Christmas music hasn’t hit the airwaves yet, but that doesn’t mean it’s too early to start thinking about the holidays. If you’re separated or divorced, this emotional time of year can become even more so if it’s not clear when you’re going to be with the kids.
Luckily, the standard parenting plan that Tennessee courts use includes holiday scheduling. When establishing or updating a parenting plan, you’ll need to decide which parent your children will be with on each holiday. The permanent parenting form requires parents to “indicate if child or children will be with parent in ODD or EVEN numbered years or EVERY year.”
So, for example, you might decide that the children will be with you on Thanksgiving and their other parent on New Year’s Day during odd numbered years and the reverse on even numbered years. Remember that parenting plans don’t just include big holidays; other special days you’ll want to think about include:
- Mother’s Day and Father’s Day
- Parents’ birthdays
- Children’s birthdays
- Other school-free days
Unless you decide otherwise, these holidays will begin at 6 p.m. the night before and end at 6 p.m. the night of the day in question.
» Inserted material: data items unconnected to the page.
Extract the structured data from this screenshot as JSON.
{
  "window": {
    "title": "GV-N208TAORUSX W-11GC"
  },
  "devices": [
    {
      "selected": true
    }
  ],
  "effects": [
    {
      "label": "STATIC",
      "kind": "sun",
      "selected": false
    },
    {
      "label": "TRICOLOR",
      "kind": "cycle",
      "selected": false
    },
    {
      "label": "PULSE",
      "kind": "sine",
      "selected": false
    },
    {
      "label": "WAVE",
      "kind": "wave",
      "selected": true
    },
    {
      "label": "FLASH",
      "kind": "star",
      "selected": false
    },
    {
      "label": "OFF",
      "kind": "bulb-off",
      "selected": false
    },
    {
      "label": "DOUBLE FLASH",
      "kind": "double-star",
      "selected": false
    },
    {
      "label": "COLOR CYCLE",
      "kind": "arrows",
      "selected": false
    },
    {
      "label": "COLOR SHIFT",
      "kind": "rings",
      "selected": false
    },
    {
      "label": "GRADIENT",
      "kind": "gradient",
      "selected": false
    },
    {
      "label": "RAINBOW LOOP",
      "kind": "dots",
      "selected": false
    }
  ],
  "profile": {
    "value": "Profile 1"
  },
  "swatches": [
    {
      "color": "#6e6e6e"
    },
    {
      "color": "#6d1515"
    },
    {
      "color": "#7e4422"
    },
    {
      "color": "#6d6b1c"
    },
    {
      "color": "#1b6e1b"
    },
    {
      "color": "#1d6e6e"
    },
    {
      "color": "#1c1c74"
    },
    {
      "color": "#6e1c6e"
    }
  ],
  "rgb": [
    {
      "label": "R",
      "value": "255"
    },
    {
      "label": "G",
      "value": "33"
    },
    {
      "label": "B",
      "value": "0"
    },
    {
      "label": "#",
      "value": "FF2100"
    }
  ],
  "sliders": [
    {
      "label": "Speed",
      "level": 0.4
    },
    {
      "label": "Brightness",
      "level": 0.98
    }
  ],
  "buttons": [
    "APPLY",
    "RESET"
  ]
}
One exception is Christmas, which falls under a separate “Winter (Christmas) Vacation” agreement in the plan. Unless you decide otherwise, whoever has the children for winter vacation would also have the children for Christmas. It might be worth considering whether one parent would want to see the children for at least a day or two during this period, which you could incorporate into your parenting plan.
Whether you’re creating or updating a parenting plan, your divorce attorney can help you work through these and other issues. Knowing what to expect can make the upcoming holiday season more festive for everyone involved.